Relativamente à matéria de facto, importa, antes de mais, salientar que o Tribunal não tem que se pronunciar sobre tudo o que foi alegado pelas partes, cabendo-lhe, sim, o dever de selecionar os factos que importam para a decisão e discriminar a matéria provada da não provada (cf. artigo 123.º, n.º 2, do CPPT e artigo 607.º, n.ºs 3 e 4, do CPC, aplicáveis ex vi artigo 29.º, n.º 1, alíneas a) e e), do RJAT). Deste modo, os factos pertinentes para o julgamento da causa são escolhidos e recortados em função da sua relevância jurídica, a qual é estabelecida em atenção às várias soluções plausíveis da(s) questão(ões) de Direito.

Nesta parametria, consideram-se provados os seguintes factos com relevo para a decisão:

a) A Requerente é uma sociedade comercial, à qual era aplicável, no ano de 2011, para efeitos de tributação, o Regime Especial de Tributação dos Grupos de Sociedades, previsto nos artigos 69.º e seguintes do Código do IRC.

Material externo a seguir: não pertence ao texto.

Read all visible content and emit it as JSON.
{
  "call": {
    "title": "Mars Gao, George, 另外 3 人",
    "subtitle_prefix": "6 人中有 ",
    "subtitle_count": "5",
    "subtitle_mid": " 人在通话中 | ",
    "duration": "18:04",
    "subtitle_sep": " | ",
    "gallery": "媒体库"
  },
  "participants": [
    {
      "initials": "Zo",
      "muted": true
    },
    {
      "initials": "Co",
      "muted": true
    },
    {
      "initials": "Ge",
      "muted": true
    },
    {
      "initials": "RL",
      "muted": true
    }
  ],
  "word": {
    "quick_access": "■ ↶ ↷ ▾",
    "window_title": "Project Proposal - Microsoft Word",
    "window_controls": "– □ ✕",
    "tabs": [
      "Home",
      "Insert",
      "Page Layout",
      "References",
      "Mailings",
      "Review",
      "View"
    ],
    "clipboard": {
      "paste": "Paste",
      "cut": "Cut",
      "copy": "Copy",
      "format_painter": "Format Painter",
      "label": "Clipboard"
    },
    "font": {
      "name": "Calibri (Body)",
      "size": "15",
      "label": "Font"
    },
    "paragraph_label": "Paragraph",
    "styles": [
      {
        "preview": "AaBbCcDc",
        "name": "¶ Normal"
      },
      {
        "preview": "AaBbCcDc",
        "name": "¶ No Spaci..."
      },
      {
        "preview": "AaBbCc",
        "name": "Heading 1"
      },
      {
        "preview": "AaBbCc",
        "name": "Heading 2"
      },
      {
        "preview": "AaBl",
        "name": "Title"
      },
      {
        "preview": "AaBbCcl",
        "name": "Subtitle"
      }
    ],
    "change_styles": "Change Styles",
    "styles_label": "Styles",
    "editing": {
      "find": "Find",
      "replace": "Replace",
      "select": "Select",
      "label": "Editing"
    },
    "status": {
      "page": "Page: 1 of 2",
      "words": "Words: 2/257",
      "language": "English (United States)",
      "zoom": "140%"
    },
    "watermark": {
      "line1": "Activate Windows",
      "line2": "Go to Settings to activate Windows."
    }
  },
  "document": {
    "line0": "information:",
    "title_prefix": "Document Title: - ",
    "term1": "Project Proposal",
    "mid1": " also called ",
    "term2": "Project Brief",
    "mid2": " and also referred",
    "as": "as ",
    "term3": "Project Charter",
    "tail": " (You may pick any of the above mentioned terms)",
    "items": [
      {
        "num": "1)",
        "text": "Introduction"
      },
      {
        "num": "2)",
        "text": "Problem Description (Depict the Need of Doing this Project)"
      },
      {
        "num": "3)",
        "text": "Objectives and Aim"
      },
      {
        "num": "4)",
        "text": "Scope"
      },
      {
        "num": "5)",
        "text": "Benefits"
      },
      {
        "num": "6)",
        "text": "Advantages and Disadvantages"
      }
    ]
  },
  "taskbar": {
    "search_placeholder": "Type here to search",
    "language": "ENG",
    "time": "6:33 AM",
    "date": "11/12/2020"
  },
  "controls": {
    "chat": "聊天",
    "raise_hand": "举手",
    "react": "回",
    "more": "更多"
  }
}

b) O grupo fiscal do qual fazia parte a Requerente – na qualidade de sociedade dominante do grupo – era ainda constituído pelas sociedades “B… – …, S.A.”, NIPC … e “C… – …, S.A.”, NIPC ….

c) As sociedades “B…” e “C…” procederam, em 24 de maio de 2012, à submissão eletrónica das declarações periódicas de rendimentos (modelo 22), referentes ao período de tributação de 2011, tendo sido apurado um lucro tributável de € 1.431.996,48 e um prejuízo fiscal de € 88.603,60, respetivamente. [cf. documentos n.ºs 2 e 3 juntos com a P. I.]

d) Na declaração de rendimentos (modelo 22), referente ao exercício de 2011, da empresa “B…” foram inscritos os seguintes valores [cf. documento n.º 2 junto com a P. I.]:

- no campo 705 [Variações patrimoniais negativas (regime transitório previsto no art. 5.º, n.ºs 1, 5 e 6 do DL 159/2009, de 13/7)] do quadro 07: € 62.181,17;

- no campo 738 [Mais-valia fiscal resultante de mudanças no modelo de valorização (art. 46.º, n.º 5, al. b)] do quadro 07: € 57.246,84.

e) Na declaração de rendimentos (modelo 22), referente ao exercício de 2011, da empresa “C…” foram inscritos os seguintes valores [cf. documento n.º 3 junto com a P. I.]:

- no campo 705 [Variações patrimoniais negativas (regime transitório previsto no art. 5.º, n.ºs 1, 5 e 6 do DL 159/2009, de 13/7)] do quadro 07: € 120,82;

- no campo 738 [Mais-valia fiscal resultante de mudanças no modelo de valorização (art. 46.º, n.º 5, al. b)] do quadro 07: € 378,53.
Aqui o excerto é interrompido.